Há muito tempo li sobre a carreira político-militar de Santo Antônio no Brasil. O arquivo mental só foi acionado quando ouvi a música “Jorge da Capadócia”, do Jorge Ben Jor, aquela que tem na primeira estrofe os versos: “Jorge sentou praça na cavalaria // E eu estou feliz porque eu também sou da sua companhia…”, que de vez em quando toca no rádio.
Frei Antônio, nascido Fernando de Bulhões em 15 de agosto de 1195 em Lisboa, morreu aos 36 anos em Arcella (arredores de Pádua – Itália), no dia 13 de junho de 1231 e – dizem – virou santo ainda em vida, mas isso é uma outra história e fica para outra vez. O que interessa é que Santo Antônio sentou praça na Força Pública Portuguesa no Brasil e chegou ao posto de coronel. Nas horas vagas, foi nomeado vereador perpétuo da progressiva cidade de Igarassu, no Pernambuco.

Folheto sobre a carreira militar de Santo Antônio em Portugal (Blog O Campanhense/Reprodução)
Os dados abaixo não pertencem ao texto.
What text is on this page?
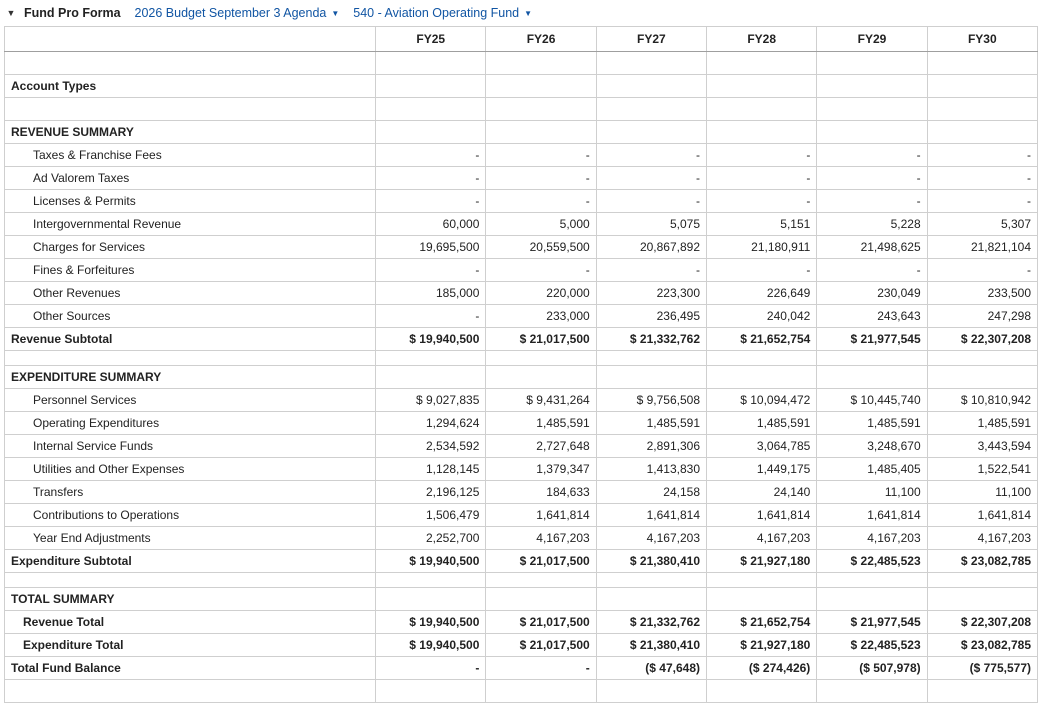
▼ Fund Pro Forma 2026 Budget September 3 Agenda ▼ 540 - Aviation Operating Fund ▼
	FY25	FY26	FY27	FY28	FY29	FY30

Account Types						

REVENUE SUMMARY						
Taxes & Franchise Fees	-	-	-	-	-	-
Ad Valorem Taxes	-	-	-	-	-	-
Licenses & Permits	-	-	-	-	-	-
Intergovernmental Revenue	60,000	5,000	5,075	5,151	5,228	5,307
Charges for Services	19,695,500	20,559,500	20,867,892	21,180,911	21,498,625	21,821,104
Fines & Forfeitures	-	-	-	-	-	-
Other Revenues	185,000	220,000	223,300	226,649	230,049	233,500
Other Sources	-	233,000	236,495	240,042	243,643	247,298
Revenue Subtotal	$ 19,940,500	$ 21,017,500	$ 21,332,762	$ 21,652,754	$ 21,977,545	$ 22,307,208

EXPENDITURE SUMMARY						
Personnel Services	$ 9,027,835	$ 9,431,264	$ 9,756,508	$ 10,094,472	$ 10,445,740	$ 10,810,942
Operating Expenditures	1,294,624	1,485,591	1,485,591	1,485,591	1,485,591	1,485,591
Internal Service Funds	2,534,592	2,727,648	2,891,306	3,064,785	3,248,670	3,443,594
Utilities and Other Expenses	1,128,145	1,379,347	1,413,830	1,449,175	1,485,405	1,522,541
Transfers	2,196,125	184,633	24,158	24,140	11,100	11,100
Contributions to Operations	1,506,479	1,641,814	1,641,814	1,641,814	1,641,814	1,641,814
Year End Adjustments	2,252,700	4,167,203	4,167,203	4,167,203	4,167,203	4,167,203
Expenditure Subtotal	$ 19,940,500	$ 21,017,500	$ 21,380,410	$ 21,927,180	$ 22,485,523	$ 23,082,785

TOTAL SUMMARY						
Revenue Total	$ 19,940,500	$ 21,017,500	$ 21,332,762	$ 21,652,754	$ 21,977,545	$ 22,307,208
Expenditure Total	$ 19,940,500	$ 21,017,500	$ 21,380,410	$ 21,927,180	$ 22,485,523	$ 23,082,785
Total Fund Balance	-	-	($ 47,648)	($ 274,426)	($ 507,978)	($ 775,577)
De soldado a tenente-coronel
A carreira militar, que resumo aqui, se iniciou em 1595, quando o santo livrou a cidade de Salvador do ataque de uma esquadra francesa, que antes de chegar ao Recôncavo Baiano, atacou e pilhou a fortaleza de Arguim, na costa africana, roubando uma imagem de Santo Antônio. Conta o frei Antônio de Santa Maria Jaboatam que os “franceses luteranos (…), durante a travessia, após atacaram a imagem com zombarias e golpes de espadas a lançaram ao mar para que o Santo, vilipendiado, os levassem à Bahia”. Os navios naufragaram na altura de Sergipe e os poucos soldados sobreviventes foram levados, presos, para Salvador. No caminho, a escolta portuguesa encontrou a imagem do santo. Em retribuição ao milagre militar, o santo foi incorporado à tropa portuguesa aquartelada na Bahia.
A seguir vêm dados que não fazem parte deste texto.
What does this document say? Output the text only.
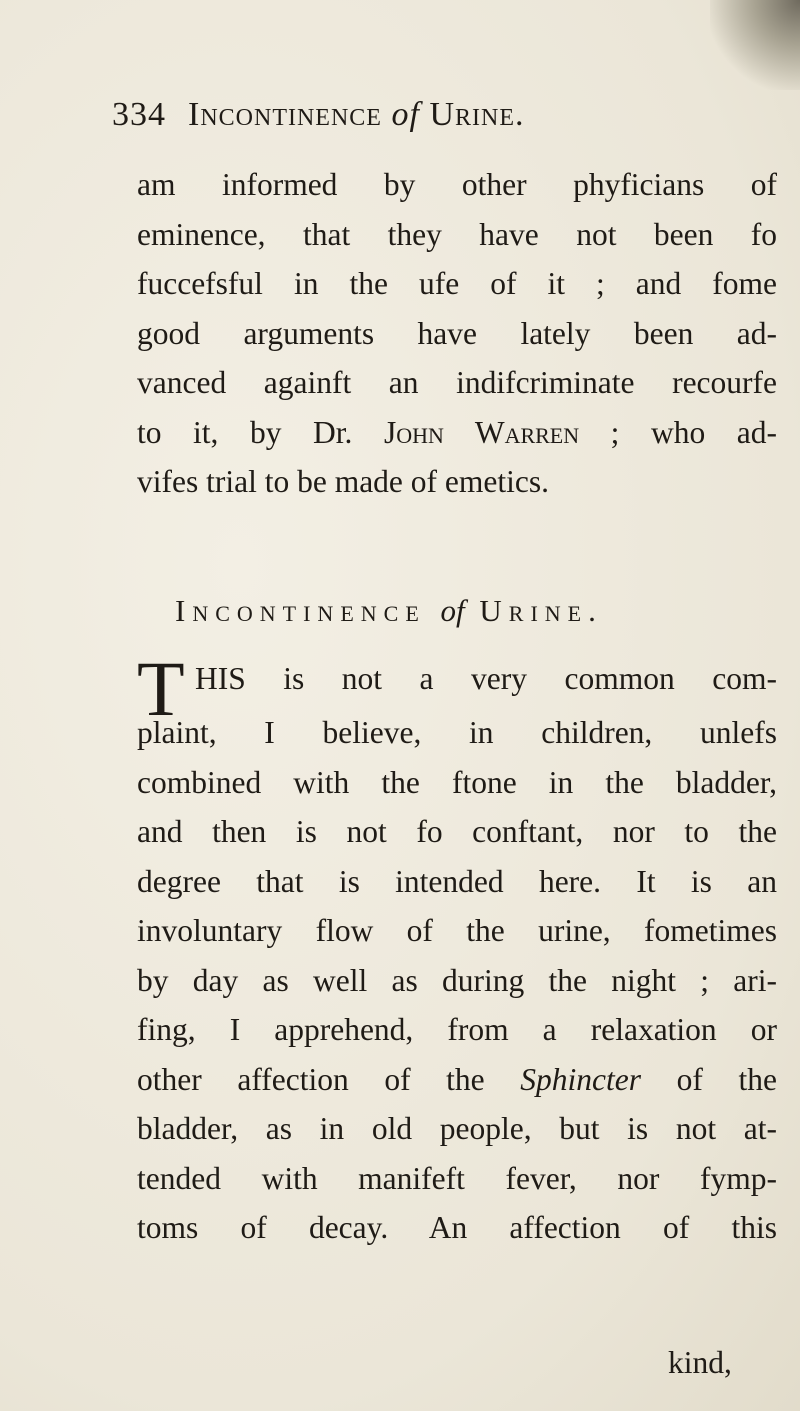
334 Incontinence of Urine.
am informed by other phyficians of
eminence, that they have not been fo
fuccefsful in the ufe of it ; and fome
good arguments have lately been ad-
vanced againft an indifcriminate recourfe
to it, by Dr. John Warren ; who ad-
vifes trial to be made of emetics.
Incontinence of Urine.
T HIS is not a very common com-
plaint, I believe, in children, unlefs
combined with the ftone in the bladder,
and then is not fo conftant, nor to the
degree that is intended here. It is an
involuntary flow of the urine, fometimes
by day as well as during the night ; ari-
fing, I apprehend, from a relaxation or
other affection of the Sphincter of the
bladder, as in old people, but is not at-
tended with manifeft fever, nor fymp-
toms of decay. An affection of this
kind,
Pouco depois o rei de Portugal, Filipe II, promoveu Antônio a capitão. Em seguida o príncipe regente D. João – depois rei D. João VI – promoveu o santo a sargento-mor (major) e a tenente-coronel, tendo os soldos equivalentes a esta patente pagos pelo Governo ao guardião do convento de São Francisco na Bahia. A coisa só acabou depois da Proclamação da República com a separação da Igreja do Estado.
Nas polícias provinciais
Apesar de ser um só [e a ubiquidade, Zé?], Santo Antônio foi simultaneamente: coronel (a maior patente que existe na Forças Auxiliares) dos regimentos da Capitania de São Paulo; capitão de infantaria na cidade de São Sebastião do Rio de Janeiro; capitão de infantaria ligeira em Goiás; capitão de cavalaria, com direito ao soldo anual de 480$000, em Vila Rica (Ouro Preto atual). Neste último caso, o soldo foi pago até a administração do presidente Hermes da Fonseca, que governou o Brasil entre 1910 e 1914.
Um santo político
A carreira política de Santo Antônio foi menos concorrida que a militar. Em 1754, a Câmara de Igarassu, no litoral de Pernambuco, tentou votar uma moção tornando o santo um dos “pares”, mas não houve autorização real. Porém, em 1951 (outro dia!), um vereador desarquivou a ideia e os edis votaram e tornaram Santo Antônio “vereador perpétuo” de Igarassu. A situação perdura até hoje. A única diferença é que o Ministério Público impediu que houvesse a destinação do “salário” do vereador Santo Antônio para a compra de pães para a festa anual. Hoje o santo exerce a função de representante do povo como voluntário.